Pujol também foi duro ao dizer claramente que os militares tinham de ficar fora da política, no fim de 2020. A insatisfação do serviço ativo com a gestão do general Eduardo Pazuello, que não foi à reserva, à frente da Saúde foi outra fonte de estresse. 

O trabalho de Braga Netto agora será acertar uma acomodação de nomes. Para Marinha e Aeronáutica, Forças de menor peso relativo, a sucessão deverá ser menos nevrálgica do que no Exército. 

Ambas as Forças estão reunidas nesta tarde de terça para discutir os nomes a serem indicados para Braga Netto. 

Em reunião na noite de segunda, o Alto-Comando da Força elencou os nomes à mesa, todos os mais longevos com quatro estrelas sobre os ombros. 

A partir desta quarta (31 de março), o mais longevo será José Luiz Freitas (Operações Terrestres), que irá à reserva em agosto. O mais antigo, Decio Schons (Departamento de Ciência e Tecnologia), deixa a ativa neste dia. 

O segundo mais antigo é o chefe do Estado-Maior, o número 2 da hierarquia, Marco Antônio Amaro dos Santos. Ele trabalhou com Dilma Rousseff (PT), o que dificulta suas chances. 

Mais obstáculos se colocam para o terceiro, Paulo Sérgio (Diretoria de Pessoal, que cuida da saúde dos fardados). Ele concedeu uma entrevista elencando as medidas restritivas que fizeram o Exército ter um índice de contaminação muito menor do que o da população, irritando o presidente. 

Laerte Souza Santos (Comando Logístico) é o próximo da lista, mas era chefe do general Eugênio Pacelli, que perdeu o cargo após ter portarias de controle de armas derrubadas por ordem de Bolsonaro. 

O próximo na fila é o comandante do Nordeste, Marco Antônio Freire Gomes. 

Todos são próximos de Pujol, mas Freire Gomes tem simpatia no Palácio do Planalto por ter seguido uma carreira muito próxima à de Luiz Eduardo Ramos (Brigada Paraquedista, Forças Especiais), o general que agora foi para a Casa Civil e é um dos mais antigos amigos de Bolsonaro. 

Ele sai como favorito para o lugar de Pujol, portanto. O fato de não ser o mais antigo não é impeditivo: já houve outros comandantes que foram escolhidos na mesma condição. 

Fonte: Folha de S. Paulo – Poder – Terça-feira, 30 de março de 2021 – 12h33 – Atualizado às 17h26 (Horário de Brasília – DF) – Internet: clique aqui (acesso em: 30/03/2021). 

Que a política permaneça ao largo dos quartéis, diz general Rêgo Barros

 Leandro Colon 

General deixou o Planalto no ano passado após desgaste com o presidente da República

Gen. Otávio do Rêgo Barros

O general Otávio do Rêgo Barros, da reserva do Exército, afirmou nesta terça-feira (30 de março) à Folha que a política deve permanecer distante dos quartéis. 

Reforço a importância da independência das FA (Forças Armadas), como instituição de Estado, para a promoção da paz social, bem como para a superação dos desafios de toda ordem aos quais a sociedade é submetida. Que a política permaneça ao largo dos quartéis”, afirmou. 

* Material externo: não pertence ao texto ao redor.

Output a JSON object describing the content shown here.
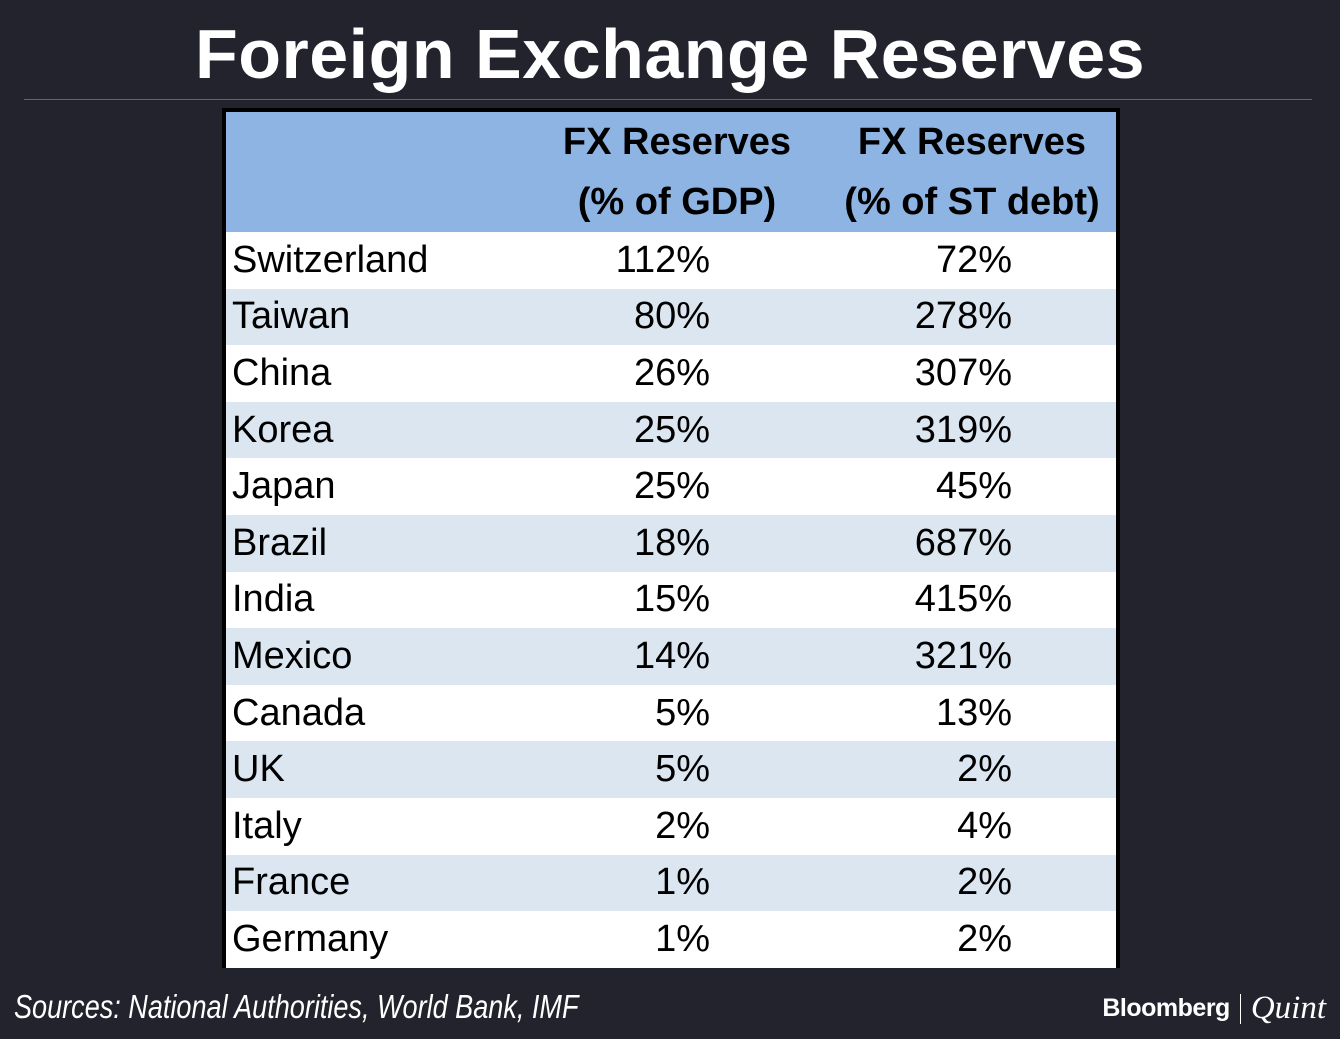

O general, porém, evitou tecer mais comentários sobre a crise instalada no Ministério da Defesa, com as demissões do general Fernando Azevedo e Silva do cargo de ministro e dos três comandantes das Forças Armadas. “Estive afastado de todo esse processo e seria leviano de minha parte aportar opinião”, disse o general. 

Pela primeira vez na história, os três comandantes das Forças Armadas pediram renúncia conjunta por discordar do presidente da República. 

O tom da declaração de Rêgo Barros vai na linha do teor da carta divulgada por Azevedo após ser demitido por Bolsonaro no começo da tarde de segunda-feira (29 de março). O general agradeceu o presidente e disse que, “nesse período, preservei as Forças Armadas como instituições de Estado” [= ou seja, não como uma instituição a serviço de uma pessoa: o presidente Bolsonaro]. 

Nos bastidores, a avaliação é de que Azevedo deixou o primeiro escalão da Esplanada porque se recusou a politizar as Forças Armadas.

Como mostrou a Folha, Bolsonaro decidiu demitir o ministro da Defesa porque está insatisfeito com o afastamento crescente do serviço ativo das Forças Armadas do governo. No seu lugar, foi nomeado o general Braga Netto, então ministro da Casa Civil. 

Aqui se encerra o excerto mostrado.